Pure maths guys can’t. Need those with stats minor. ML uses many basic optimization techniques and statistical models. If I’m not wrong, any major can take stats minor.

If the skills are so readily available, do you think companies will pay 300k for a fresh grad? I am not saying AI or ML is super hard. I don’t think so. But to wave it off as “no big deal” doesn’t sound right either. People need to work hard to acquire those skills.

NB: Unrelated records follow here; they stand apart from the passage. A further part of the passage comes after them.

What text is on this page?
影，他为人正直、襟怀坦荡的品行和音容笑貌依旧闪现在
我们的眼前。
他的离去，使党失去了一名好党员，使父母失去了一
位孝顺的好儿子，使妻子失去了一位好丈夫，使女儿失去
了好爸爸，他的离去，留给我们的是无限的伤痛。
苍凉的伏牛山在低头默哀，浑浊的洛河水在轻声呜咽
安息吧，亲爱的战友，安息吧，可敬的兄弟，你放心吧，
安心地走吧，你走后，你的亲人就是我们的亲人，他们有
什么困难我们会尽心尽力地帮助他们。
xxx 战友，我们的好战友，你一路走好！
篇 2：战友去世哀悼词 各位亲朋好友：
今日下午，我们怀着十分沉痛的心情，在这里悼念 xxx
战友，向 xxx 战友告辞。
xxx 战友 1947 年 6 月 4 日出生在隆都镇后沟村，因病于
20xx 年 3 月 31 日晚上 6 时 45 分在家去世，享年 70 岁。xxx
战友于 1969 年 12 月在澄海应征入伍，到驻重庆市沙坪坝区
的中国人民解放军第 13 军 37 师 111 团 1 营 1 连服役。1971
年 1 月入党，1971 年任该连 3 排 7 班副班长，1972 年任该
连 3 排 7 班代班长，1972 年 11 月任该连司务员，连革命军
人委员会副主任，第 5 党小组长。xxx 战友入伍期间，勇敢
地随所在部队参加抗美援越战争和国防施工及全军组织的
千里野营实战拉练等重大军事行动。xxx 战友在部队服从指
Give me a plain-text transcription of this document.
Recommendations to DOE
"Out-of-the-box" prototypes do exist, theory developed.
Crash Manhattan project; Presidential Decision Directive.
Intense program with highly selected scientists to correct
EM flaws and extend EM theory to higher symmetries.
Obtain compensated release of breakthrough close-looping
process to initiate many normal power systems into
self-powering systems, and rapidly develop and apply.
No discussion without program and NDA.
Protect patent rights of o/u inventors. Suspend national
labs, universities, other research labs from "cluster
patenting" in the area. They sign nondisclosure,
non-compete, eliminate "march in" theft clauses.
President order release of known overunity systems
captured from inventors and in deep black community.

Currently, many statistical implementations are hyped as ML, and many problems that can be solved by traditional structural problem solving techniques are done using such statistical implementations. So ML got a bad name. Implementing an existing ML algorithm is not that difficult, the hard jobs are those that need to design new ML algorithms. Believe latter are those that are earning big bucks.

ML got a bad name where? Last time I check every company says they are implementing ai and investors are jazzed about ai.

Also theory is not everything. How to apply a general ML algorithm in a domain, how to tune it, how to optimize it etc are not trivial problems. Let’s say you work at stitch fix and you want to apply ML to make suggestions to customers. What features do you train your ML? How much weight you put on each? What do you look for to see if your model is good or crap?

It’s like saying I know python therefore all programming jobs are trivial. No.

Allow me to correct my statements.

Bad names to SWEs. Investors are fully conned.